On an early morning walk in Corning, New York, there is a warm, electric glow likely to catch your eye on the corner of East First and Cedar Street. The light comes from a neon installation by James Ronner and is part of a stunning gallery exhibition, Nascent, in the Houghton Gallery at 171 Cedar Arts Center.  

A Paperclip: An International Symbol of Solidarity also used by MacGyver by James Ronner. Photo Credit Erica Simon

Upon entering the space, it is surprising to see that those dynamic neon paperclips are reflected on the surface of William Gudenrath’s precise, Venetian-style reticello glassware. An airy, precarious flameworked installation by Stephen Brucker, Illusion of Inclusion, is juxtaposed with the exuberant colors and inviting texture of Christa Westbrook’s blown sculptures, Yellow Jellyfish and Red Coral.  

This inaugural exhibition showcases a survey of glass artwork made by staff members from The Studio of The Corning Museum of Glass. Twenty-two objects are on display, made by artists Stephen Brucker, James Geekie, Christopher Giordano, William Gudenrath, Jason Hitchcock, James Ronner, Amy Schwartz, Christa Westbrook, and Richard Whiteley. From a team that has dedicated their careers to supporting artists, students, and visitors in The Studio community, this is a rare opportunity to showcase their own artwork here in Corning. The show was curated by Stephen Brucker, special projects manager at The Studio, and Beth Landin, executive director at 171 Cedar Arts Center. 

Nascent on view at the Houghton Gallery in 171 Cedar Arts Center’s Drake House.
Nascent on view at the Houghton Gallery in 171 Cedar Arts Center’s Drake House.
Nascent on view at the Houghton Gallery in 171 Cedar Arts Center’s Drake House.
Nascent on view at the Houghton Gallery in 171 Cedar Arts Center’s Drake House.

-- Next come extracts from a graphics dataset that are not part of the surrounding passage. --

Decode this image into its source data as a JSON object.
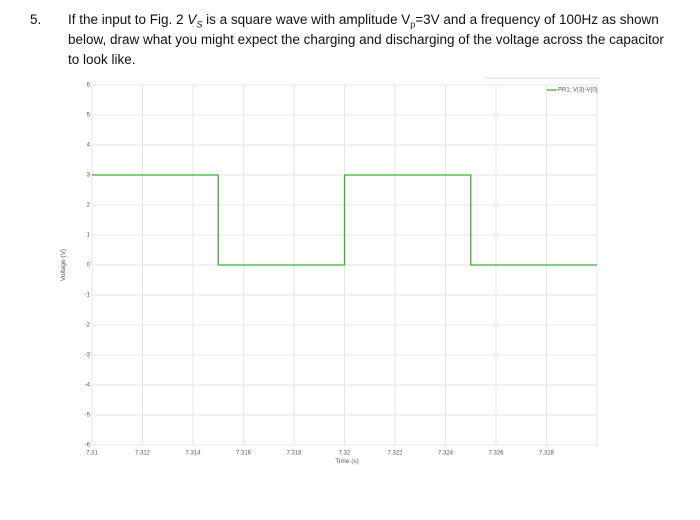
{
  "question": {
    "number": "5.",
    "parts": [
      "If the input to Fig. 2 ",
      "V",
      "S",
      " is a square wave with amplitude V",
      "p",
      "=3V and a frequency of 100Hz as shown below, draw what you might expect the charging and discharging of the voltage across the capacitor to look like."
    ]
  },
  "chart_data": {
    "type": "line",
    "x_label": "Time (s)",
    "y_label": "Voltage (V)",
    "x": [
      7.31,
      7.315,
      7.315,
      7.32,
      7.32,
      7.325,
      7.325,
      7.33
    ],
    "series": [
      {
        "name": "PR1: V(3)-V(0)",
        "color": "#3cb034",
        "values": [
          3,
          3,
          0,
          0,
          3,
          3,
          0,
          0
        ]
      }
    ],
    "xlim": [
      7.31,
      7.33
    ],
    "xticks": [
      7.31,
      7.312,
      7.314,
      7.316,
      7.318,
      7.32,
      7.322,
      7.324,
      7.326,
      7.328
    ],
    "ylim": [
      -6,
      6
    ],
    "yticks": [
      -6,
      -5,
      -4,
      -3,
      -2,
      -1,
      0,
      1,
      2,
      3,
      4,
      5,
      6
    ],
    "grid": true,
    "legend": "upper right"
  }
}
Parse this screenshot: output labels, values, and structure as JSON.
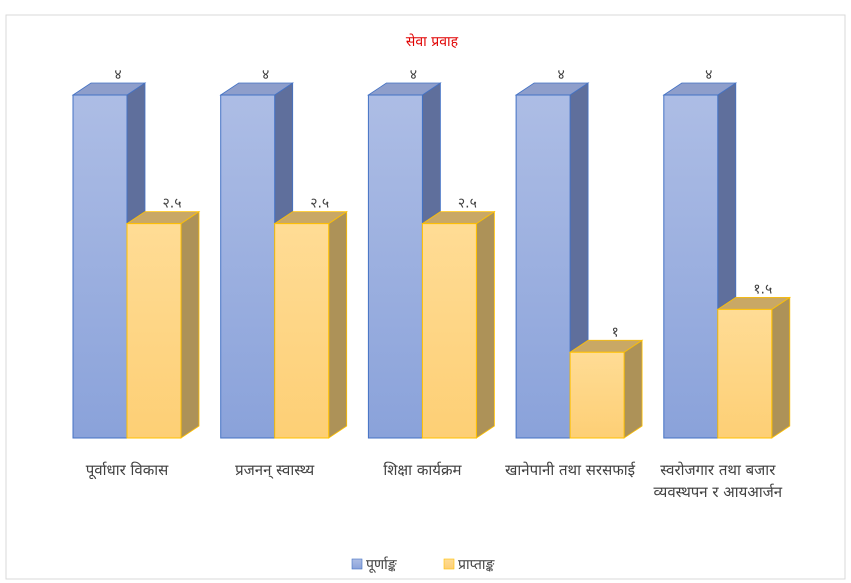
{
  "chart_data": {
    "type": "bar3d",
    "title": "सेवा प्रवाह",
    "categories": [
      "पूर्वाधार विकास",
      "प्रजनन् स्वास्थ्य",
      "शिक्षा कार्यक्रम",
      "खानेपानी तथा सरसफाई",
      "स्वरोजगार तथा बजार व्यवस्थपन र आयआर्जन"
    ],
    "ylim": [
      0,
      4
    ],
    "series": [
      {
        "name": "पूर्णाङ्क",
        "color": "#8fa6dc",
        "values": [
          4,
          4,
          4,
          4,
          4
        ],
        "value_labels": [
          "४",
          "४",
          "४",
          "४",
          "४"
        ]
      },
      {
        "name": "प्राप्ताङ्क",
        "color": "#fed584",
        "values": [
          2.5,
          2.5,
          2.5,
          1,
          1.5
        ],
        "value_labels": [
          "२.५",
          "२.५",
          "२.५",
          "१",
          "१.५"
        ]
      }
    ]
  }
}
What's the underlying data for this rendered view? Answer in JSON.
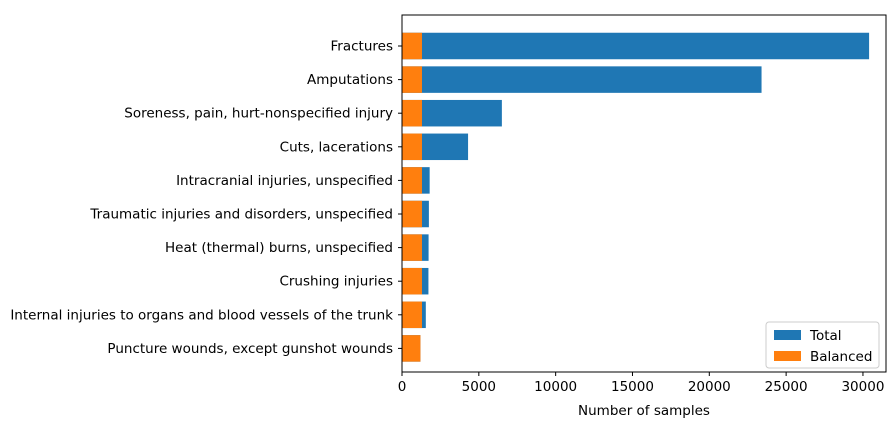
{
  "chart_data": {
    "type": "bar",
    "orientation": "horizontal",
    "title": "",
    "xlabel": "Number of samples",
    "ylabel": "",
    "xlim": [
      0,
      31500
    ],
    "xticks": [
      0,
      5000,
      10000,
      15000,
      20000,
      25000,
      30000
    ],
    "grid": false,
    "legend_position": "lower-right",
    "categories": [
      "Fractures",
      "Amputations",
      "Soreness, pain, hurt-nonspecified injury",
      "Cuts, lacerations",
      "Intracranial injuries, unspecified",
      "Traumatic injuries and disorders, unspecified",
      "Heat (thermal) burns, unspecified",
      "Crushing injuries",
      "Internal injuries to organs and blood vessels of the trunk",
      "Puncture wounds, except gunshot wounds"
    ],
    "series": [
      {
        "name": "Total",
        "color": "#1f77b4",
        "values": [
          30400,
          23400,
          6500,
          4300,
          1800,
          1750,
          1730,
          1720,
          1550,
          1200
        ]
      },
      {
        "name": "Balanced",
        "color": "#ff7f0e",
        "values": [
          1300,
          1300,
          1300,
          1300,
          1300,
          1300,
          1300,
          1300,
          1300,
          1200
        ]
      }
    ]
  }
}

While all the art features glass, the techniques on display include blown, cold worked, kiln cast, flameworked, and neon work. “The diversity of work represented in this show is a reflection of the range of ability and the depth of knowledge, skill, and creativity that our team brings to The Studio,” says Studio Director Amy Schwartz. “Even the illuminated pedestals were fabricated by our Facility Coordinator, Kyle Lavery. There wasn’t space enough to showcase all of the talented artists on our staff, so I encourage people to look for the work of others from The Studio around the community.” 

The artists come from different stages in their careers. Senior Program Manager Richard Whiteley, whose cast glass sculptures have been accessioned in the permanent collection at the Museum, has work situated beside three sculptures by Studio Assistant Jason Hitchcock, an emerging artist. The exhibition strips any hierarchy and presents the artists equally as peers: each artwork is expertly crafted and beautifully displayed. Co-curator Beth Landin commented that this show is a wonderful opportunity for Studio team members to “see their co-workers in a new light—even if that light is neon!” 

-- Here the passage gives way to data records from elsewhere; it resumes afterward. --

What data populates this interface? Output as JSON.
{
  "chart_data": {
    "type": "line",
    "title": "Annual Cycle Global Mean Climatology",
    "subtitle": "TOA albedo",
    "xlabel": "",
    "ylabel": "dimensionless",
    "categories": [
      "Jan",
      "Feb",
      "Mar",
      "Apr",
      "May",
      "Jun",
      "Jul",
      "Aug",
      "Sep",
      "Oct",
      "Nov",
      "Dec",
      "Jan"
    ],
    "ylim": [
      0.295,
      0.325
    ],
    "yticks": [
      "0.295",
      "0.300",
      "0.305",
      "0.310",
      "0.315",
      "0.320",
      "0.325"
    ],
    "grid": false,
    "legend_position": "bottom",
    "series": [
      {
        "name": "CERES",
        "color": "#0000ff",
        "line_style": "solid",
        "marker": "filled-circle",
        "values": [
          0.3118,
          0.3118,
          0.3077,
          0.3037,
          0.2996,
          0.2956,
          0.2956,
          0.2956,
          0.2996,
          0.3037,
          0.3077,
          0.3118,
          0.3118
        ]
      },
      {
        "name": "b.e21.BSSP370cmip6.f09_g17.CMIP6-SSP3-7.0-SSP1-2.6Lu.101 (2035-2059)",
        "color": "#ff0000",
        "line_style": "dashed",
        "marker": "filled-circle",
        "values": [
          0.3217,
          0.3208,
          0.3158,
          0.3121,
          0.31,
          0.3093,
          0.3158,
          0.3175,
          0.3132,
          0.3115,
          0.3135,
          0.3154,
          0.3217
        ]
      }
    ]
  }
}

Multi-media aquatic sculptures by Jason Hitchcock, flameworked glass and driftwood.
Multi-media aquatic sculptures by Jason Hitchcock, flameworked glass and driftwood. Photo Credit Erica Simon
Lung by Richard Whiteley, cast glass.
Lung by Richard Whiteley, cast glass. Photo Credit Erica Simon

Founded in 1968, 171 Cedar Arts Center is a not-for-profit multi-arts community center that presents performances in dance and music, exhibitions of fine arts, and offers educational programs in visual arts, ceramics, music, dance, fitness, culinary arts, language, theater, and more. The center is committed to proving artistically dynamic, community-centered, collaborative programming. 

“Community collaborations like this one between The Studio and 171 Cedar Arts are one of the things that makes Corning a wonderful place to live and work. I’m excited that Beth Landin and I put our heads together to create this nascent partnership,” says Schwartz. 

We encourage you to view Nascent at the Houghton Gallery in 171 Cedar Arts Center’s Drake House. A public reception will take place Friday, January 31 from 5-8 pm during Urban Arts Crawl. The artwork will remain on display through February 21, 2020.